Recently, reporters practically handed the first 20 minutes of the main afternoon news bulletin on France 2 over to supporters of the strikes. It ended with only one timid voice of dissent: a worker in a bakery complaining that the strikers are once again “taking the people hostage” by bringing public transport to a standstill and blocking oil refineries.

The demonstrations and strikes that began on Jan. 19 have remained relatively peaceful, but they have begun to turn violent, as French protests tend to do. In these cases, according to the conservative French philosopher and writer Pascal Bruckner, some French media outlets often downplay the burning and looting on the Champs-Elysées and in towns and cities across the land.

In an interview with the weekly magazine Le Point, Bruckner accused certain media outlets of voluntarily doing the rioters’ bidding, especially for those belonging to the loosely organized Yellow Vests movement. In so doing, Bruckner argued, they turn a blind eye to the Yellow Vests’ tyrannical, nihilistic streak, propensity to violence, and political extremism, of both the left- and right-wing variety.

The Yellow Vests’ idealistic coat of varnish wore off quickly when some of them literally started hitting the media that earlier had found excuses for their bouts of violence, according to Bruckner. On pension reform, he is on Macron’s side, which is rare in a country where intellectuals still tend to belong to the Left. In the interview, Bruckner recalled with horror sociologist Pierre Bourdieu’s outcry during a previous, successful strike against pension reform. Raising the retirement age, according to Bourdieu, “constitutes nothing less than the destruction of civilization.”

Bourdieu is no longer with us, but the French aversion to work and the idealization of retirement are as strong as when he harangued demonstrators on a Paris street in 1995. Pascal Bruckner wrote a book, Une brève éternité, on the, in his view, infantile intellectual state of his country. In his book, he castigates France’s conformity to a stifling moral climate in which work is synonymous with suffering, in coherence with the country’s best anti-capitalist traditions. Bruckner, who regularly lambasts anti-white multiculturalism, was struck by a slogan he saw painted on a wall in Paris during an earlier strike wave: “Let’s strike until we retire.” With a touch of humor, it sums up the mood in a country where most intellectuals encourage such sentiments, he thinks.

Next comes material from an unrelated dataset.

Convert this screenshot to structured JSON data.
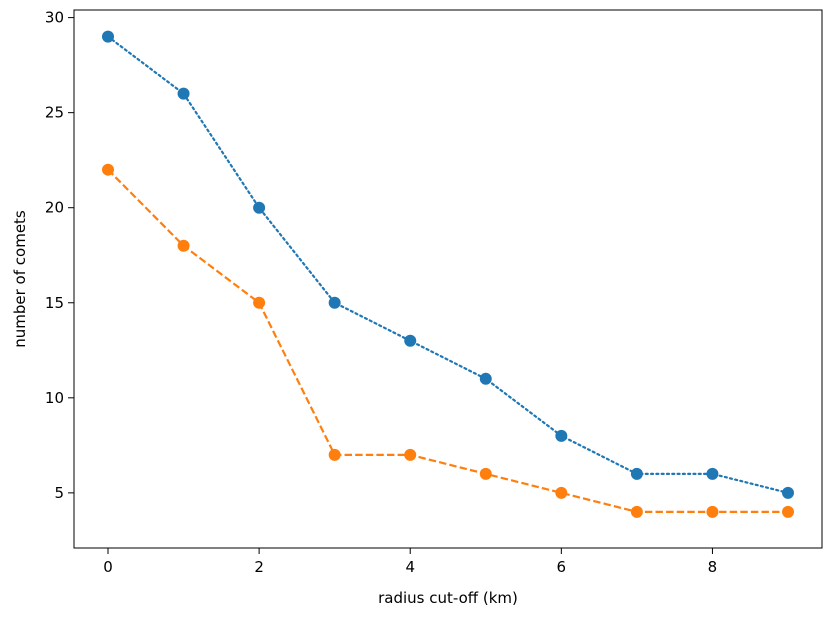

In a recent interview with the Dutch magazine Elsevier, Bruckner argues that the French have been led to believe that life reaches its fullness only toward the end, shorn of all work-related obligations, not realizing that retirement can mean a trap, a condemnation to idleness that can make strong and healthy “elderly” people whittle away in no time. The praise of idleness has perverted the French, Bruckner goes on, citing as proof “teenagers old before their time,” incited by an extreme leftist politician in his 70s, Jean-Luc Mélenchon, to fight for their retirement plan.

Bruckner concluded: “These youngsters long for the end of their working lives before it has even begun. They should know that the twilight is radiant only when sunlight has shone on the morning and afternoon.”